Large­ment moquée pour sa sor­tie sur le sujet, la nou­velle min­istre de l’écologie Amélie de Montchalin n’avait pour­tant pas tout à faire tort lorsque, début juin, elle a sug­géré aux Français·es de « ne pas sur-utilis­er leur cli­ma­ti­sa­tion » afin de ne pas aggraver le dérè­gle­ment cli­ma­tique. Plus que la con­séquence ou le symp­tôme de la crise, les cli­ma­tiseurs en sont l’un des moteurs.
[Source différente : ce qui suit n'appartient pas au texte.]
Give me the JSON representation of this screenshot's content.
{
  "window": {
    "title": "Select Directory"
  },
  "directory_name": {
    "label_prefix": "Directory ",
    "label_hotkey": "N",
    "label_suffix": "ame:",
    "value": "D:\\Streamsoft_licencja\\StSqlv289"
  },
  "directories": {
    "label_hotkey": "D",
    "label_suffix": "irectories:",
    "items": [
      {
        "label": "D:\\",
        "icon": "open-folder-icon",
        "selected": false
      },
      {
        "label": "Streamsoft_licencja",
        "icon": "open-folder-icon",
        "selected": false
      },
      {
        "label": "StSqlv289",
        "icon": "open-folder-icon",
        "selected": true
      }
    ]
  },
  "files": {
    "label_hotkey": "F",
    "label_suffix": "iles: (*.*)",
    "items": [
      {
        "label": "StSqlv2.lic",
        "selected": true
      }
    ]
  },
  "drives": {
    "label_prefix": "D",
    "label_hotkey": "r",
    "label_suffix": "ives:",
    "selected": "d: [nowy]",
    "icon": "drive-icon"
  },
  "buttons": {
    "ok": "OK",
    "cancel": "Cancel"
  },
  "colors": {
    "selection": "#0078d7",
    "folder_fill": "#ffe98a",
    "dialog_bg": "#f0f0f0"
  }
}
Pen­dant qu’elle améliore le con­fort de celles et ceux qui l’u­tilisent, notam­ment dans les vastes tours de bureaux en verre qui n’ex­is­tent que grâce à elle, l’air chaud qu’elle rejette vers l’extérieur aggrave l’effet « îlot de chaleur » et aug­mente la tem­péra­ture de 1 °C en moyenne dans les villes analysées par une étude menée dans l’Arizona (États-Unis).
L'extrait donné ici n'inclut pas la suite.